Así que aunque no renuncie definitivamente al cumplimiento de estos sueños ganaderos, disfrutaré de momento de los recuerdos, rodeado de mis perros, eso si los he recuperado, más de una decena tengo ya entre la casa y la finca.

Por eso entre la niebla de la memoria hacen acto de presencia los días de la sacas de yeguas en la marisma.





La figura  borrosa de Papá en medio de la polvareda, el rumor del galope colectivo de yeguas y potros.


Ya en las cuadras, el hierro y la doma de los potros nuevos. El picaero en la era, el potro girando vueltas y más vuelta, unido al centro del círculo, en el que a veces Papá me convertía en eje, mediante el radio de una cuerda de cáñamo unida a la jáquima.

Y esos caballos con nombre propio, a veces muy propio, otras yo le daba como propio el de su raza.

El inglés que solía montar Papá habitualmente.

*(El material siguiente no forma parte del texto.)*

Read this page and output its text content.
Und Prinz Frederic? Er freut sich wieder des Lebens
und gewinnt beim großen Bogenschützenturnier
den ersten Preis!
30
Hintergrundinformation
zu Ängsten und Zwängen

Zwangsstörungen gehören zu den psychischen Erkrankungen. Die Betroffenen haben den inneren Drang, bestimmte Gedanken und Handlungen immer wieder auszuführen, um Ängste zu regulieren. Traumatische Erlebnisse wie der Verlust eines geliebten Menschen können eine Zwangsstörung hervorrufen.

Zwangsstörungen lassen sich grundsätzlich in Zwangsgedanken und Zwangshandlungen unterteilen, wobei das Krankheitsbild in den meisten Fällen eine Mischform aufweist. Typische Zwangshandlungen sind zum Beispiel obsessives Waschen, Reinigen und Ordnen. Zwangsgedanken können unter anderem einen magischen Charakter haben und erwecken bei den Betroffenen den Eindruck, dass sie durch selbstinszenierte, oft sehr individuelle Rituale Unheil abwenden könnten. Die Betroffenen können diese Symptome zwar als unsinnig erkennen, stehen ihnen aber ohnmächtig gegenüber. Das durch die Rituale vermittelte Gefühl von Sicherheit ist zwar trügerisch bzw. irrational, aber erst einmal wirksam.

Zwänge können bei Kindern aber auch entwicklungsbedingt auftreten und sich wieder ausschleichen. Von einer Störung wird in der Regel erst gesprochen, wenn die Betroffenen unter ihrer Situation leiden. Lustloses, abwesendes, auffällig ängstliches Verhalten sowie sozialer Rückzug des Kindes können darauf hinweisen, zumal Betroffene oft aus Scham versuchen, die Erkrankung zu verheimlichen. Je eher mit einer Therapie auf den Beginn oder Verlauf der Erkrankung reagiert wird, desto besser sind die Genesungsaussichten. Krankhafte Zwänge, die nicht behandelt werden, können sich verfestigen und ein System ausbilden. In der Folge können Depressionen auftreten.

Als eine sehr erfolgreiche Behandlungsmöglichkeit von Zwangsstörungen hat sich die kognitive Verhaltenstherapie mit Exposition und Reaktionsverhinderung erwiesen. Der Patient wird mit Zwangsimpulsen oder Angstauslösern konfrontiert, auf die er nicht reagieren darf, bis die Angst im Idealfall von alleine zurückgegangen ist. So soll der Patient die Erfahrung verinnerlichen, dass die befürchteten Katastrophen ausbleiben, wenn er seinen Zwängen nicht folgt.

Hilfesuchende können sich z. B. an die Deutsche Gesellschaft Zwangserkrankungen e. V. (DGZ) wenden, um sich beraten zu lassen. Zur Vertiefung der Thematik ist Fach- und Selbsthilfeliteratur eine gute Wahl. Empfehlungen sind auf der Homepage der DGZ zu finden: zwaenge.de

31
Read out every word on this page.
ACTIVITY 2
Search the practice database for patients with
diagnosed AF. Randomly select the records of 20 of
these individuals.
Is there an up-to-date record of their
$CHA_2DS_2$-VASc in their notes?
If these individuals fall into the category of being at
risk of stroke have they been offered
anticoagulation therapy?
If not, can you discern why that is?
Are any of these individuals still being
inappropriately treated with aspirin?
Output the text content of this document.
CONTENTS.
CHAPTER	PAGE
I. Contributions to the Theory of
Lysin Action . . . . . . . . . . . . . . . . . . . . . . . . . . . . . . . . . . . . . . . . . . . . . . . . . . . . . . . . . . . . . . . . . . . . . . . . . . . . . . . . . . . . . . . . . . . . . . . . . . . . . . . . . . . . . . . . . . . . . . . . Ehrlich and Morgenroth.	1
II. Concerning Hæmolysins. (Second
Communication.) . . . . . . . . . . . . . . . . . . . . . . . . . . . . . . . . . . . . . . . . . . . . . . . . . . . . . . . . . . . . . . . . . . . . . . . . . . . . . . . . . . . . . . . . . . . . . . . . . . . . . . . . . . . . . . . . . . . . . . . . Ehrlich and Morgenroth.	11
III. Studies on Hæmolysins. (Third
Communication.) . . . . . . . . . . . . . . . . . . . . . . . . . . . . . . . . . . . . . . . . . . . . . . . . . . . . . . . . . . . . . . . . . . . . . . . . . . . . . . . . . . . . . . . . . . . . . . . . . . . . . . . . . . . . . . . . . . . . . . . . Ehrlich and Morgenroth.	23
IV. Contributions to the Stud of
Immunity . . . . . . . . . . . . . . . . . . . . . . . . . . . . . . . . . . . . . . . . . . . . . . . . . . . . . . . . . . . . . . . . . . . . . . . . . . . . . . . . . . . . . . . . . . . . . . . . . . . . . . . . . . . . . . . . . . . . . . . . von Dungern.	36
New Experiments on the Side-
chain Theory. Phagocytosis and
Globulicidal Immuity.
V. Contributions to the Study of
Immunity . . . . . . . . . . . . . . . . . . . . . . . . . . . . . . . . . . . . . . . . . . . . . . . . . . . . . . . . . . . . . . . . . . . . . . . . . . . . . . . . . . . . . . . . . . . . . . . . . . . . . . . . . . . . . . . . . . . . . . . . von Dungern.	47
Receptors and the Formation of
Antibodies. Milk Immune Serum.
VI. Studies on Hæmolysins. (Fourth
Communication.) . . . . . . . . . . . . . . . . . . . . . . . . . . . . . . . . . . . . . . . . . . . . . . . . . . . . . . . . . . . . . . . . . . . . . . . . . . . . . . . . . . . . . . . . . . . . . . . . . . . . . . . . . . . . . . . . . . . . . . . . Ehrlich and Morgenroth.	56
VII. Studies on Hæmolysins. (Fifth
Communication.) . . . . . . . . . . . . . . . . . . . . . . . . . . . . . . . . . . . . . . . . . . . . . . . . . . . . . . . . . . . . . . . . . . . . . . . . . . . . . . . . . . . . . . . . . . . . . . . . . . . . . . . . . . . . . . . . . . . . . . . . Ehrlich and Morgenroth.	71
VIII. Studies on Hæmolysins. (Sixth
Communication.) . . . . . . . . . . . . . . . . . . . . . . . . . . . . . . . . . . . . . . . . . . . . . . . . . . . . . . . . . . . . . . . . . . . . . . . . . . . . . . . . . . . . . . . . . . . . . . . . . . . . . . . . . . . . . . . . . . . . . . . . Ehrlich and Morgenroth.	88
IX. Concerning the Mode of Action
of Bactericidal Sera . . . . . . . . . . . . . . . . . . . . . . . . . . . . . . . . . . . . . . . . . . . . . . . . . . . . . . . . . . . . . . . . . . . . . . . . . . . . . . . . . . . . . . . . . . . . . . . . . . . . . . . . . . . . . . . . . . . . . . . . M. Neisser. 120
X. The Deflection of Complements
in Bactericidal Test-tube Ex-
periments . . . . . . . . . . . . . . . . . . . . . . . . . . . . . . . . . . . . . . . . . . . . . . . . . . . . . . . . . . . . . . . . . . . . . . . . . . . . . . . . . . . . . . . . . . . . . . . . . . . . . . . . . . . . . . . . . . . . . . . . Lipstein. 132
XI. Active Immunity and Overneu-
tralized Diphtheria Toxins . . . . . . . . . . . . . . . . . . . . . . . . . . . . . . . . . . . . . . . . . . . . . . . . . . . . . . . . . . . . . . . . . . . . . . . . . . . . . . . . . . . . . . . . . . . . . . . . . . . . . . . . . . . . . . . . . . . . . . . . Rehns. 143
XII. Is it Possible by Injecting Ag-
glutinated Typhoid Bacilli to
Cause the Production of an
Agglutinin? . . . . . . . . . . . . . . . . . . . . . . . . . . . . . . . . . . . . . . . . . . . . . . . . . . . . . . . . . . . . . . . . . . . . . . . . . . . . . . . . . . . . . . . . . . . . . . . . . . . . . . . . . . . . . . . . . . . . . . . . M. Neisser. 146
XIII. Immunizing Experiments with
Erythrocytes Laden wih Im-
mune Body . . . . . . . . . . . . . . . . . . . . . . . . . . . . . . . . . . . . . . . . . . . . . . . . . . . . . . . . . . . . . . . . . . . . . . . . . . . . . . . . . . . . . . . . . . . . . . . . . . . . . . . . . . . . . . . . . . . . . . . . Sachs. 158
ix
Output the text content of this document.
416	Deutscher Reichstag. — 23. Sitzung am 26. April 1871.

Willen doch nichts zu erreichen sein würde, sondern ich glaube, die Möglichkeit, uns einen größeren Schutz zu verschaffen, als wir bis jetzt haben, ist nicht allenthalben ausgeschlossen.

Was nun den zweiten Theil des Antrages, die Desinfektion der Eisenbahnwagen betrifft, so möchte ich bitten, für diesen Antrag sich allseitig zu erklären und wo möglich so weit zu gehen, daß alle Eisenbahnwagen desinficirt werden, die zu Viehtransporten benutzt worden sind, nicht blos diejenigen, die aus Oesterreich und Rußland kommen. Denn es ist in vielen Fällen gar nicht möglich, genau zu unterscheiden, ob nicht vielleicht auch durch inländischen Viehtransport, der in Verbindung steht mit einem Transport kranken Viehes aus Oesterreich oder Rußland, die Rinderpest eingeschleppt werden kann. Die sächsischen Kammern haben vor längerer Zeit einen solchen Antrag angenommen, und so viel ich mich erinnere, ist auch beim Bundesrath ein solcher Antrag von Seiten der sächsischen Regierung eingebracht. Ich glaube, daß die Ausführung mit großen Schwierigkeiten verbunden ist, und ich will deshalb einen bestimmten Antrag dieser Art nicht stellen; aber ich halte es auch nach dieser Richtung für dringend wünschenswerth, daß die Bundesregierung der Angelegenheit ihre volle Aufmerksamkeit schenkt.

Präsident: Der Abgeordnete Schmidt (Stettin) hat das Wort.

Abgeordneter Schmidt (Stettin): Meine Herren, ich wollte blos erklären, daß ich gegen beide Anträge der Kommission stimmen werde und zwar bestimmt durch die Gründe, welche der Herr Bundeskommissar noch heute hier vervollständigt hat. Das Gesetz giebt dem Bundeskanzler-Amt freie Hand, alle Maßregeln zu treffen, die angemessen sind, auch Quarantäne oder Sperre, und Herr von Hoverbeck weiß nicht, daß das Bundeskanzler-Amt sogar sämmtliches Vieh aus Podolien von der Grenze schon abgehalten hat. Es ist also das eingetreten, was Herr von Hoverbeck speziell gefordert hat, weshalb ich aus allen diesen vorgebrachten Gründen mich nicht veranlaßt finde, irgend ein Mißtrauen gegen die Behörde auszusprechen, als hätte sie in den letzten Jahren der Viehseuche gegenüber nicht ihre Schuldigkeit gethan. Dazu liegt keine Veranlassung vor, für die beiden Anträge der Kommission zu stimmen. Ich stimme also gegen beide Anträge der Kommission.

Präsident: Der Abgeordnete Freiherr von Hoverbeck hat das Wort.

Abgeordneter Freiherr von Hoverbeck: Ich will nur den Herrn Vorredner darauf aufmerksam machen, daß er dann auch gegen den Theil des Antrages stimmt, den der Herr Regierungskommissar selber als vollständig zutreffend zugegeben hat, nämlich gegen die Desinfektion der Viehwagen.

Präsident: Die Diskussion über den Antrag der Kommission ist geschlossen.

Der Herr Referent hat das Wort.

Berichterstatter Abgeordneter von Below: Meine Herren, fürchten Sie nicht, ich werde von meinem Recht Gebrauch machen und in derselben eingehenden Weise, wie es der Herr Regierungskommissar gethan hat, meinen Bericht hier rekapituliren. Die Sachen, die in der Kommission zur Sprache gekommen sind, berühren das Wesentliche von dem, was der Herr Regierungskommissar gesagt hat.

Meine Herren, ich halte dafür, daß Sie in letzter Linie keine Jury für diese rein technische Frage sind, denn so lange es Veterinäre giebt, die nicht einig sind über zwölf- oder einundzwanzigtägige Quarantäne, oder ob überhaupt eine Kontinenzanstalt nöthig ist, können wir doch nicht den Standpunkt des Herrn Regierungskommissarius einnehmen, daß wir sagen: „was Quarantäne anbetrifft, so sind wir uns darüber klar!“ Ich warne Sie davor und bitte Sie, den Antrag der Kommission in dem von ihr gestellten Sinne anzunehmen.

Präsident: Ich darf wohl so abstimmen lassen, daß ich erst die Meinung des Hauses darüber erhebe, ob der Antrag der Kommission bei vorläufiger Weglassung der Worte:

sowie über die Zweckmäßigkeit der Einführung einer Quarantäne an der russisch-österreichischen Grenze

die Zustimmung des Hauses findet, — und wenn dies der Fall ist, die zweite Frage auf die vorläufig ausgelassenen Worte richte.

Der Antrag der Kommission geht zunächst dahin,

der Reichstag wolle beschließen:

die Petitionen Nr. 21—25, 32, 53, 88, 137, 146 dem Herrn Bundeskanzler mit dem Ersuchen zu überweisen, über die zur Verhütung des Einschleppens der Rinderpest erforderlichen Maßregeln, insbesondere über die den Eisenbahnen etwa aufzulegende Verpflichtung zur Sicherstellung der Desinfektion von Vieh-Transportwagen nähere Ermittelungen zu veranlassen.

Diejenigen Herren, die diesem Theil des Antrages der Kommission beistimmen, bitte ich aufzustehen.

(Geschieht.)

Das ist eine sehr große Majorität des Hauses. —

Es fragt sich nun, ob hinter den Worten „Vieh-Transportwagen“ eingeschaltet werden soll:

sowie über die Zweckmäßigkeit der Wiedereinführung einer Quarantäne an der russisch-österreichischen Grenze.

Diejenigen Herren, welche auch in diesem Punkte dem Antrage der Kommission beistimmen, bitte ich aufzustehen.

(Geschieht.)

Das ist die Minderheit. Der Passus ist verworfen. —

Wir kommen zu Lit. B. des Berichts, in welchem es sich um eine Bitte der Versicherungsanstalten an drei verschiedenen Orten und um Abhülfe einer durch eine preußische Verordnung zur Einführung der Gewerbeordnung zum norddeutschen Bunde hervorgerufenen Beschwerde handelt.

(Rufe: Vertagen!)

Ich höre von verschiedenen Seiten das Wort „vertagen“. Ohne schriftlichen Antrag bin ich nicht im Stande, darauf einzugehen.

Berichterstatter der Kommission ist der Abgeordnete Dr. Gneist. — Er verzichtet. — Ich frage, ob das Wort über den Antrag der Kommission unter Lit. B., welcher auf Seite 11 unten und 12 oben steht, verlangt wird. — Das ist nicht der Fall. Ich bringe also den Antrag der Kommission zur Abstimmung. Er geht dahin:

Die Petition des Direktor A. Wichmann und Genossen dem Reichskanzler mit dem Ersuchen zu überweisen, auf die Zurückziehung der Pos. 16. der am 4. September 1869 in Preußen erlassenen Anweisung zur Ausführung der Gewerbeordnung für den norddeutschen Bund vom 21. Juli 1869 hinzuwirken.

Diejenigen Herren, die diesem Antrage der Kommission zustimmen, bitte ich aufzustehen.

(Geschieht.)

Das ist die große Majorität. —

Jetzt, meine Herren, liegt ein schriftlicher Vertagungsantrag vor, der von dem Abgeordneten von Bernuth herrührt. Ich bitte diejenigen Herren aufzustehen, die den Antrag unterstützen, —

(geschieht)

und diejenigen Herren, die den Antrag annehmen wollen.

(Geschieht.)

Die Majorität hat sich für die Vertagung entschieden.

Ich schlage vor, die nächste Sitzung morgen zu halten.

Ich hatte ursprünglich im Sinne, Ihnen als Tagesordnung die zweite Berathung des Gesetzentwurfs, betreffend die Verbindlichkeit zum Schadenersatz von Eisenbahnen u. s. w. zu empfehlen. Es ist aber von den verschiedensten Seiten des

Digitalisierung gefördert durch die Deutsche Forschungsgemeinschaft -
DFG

Bezao, el árabe, negro como el cordobán de cabeza recortada y crines largas.


Cartujano, domado, cuidado con mimo para incentivar el interés de algún señorito caprichoso dispuesto a pagar su precio.


Así son  los caballos bellos de mi recuerdos.

Ahí van a mantener su presencia, muy activa en tanto no suceda lo improbable, que a la edad en que otros empiezan a dejar de montar, recupere con brío juvenil cuadra y caballos, y el presente, la realidad, ocupe el espacio de los sueños, de los recuerdos.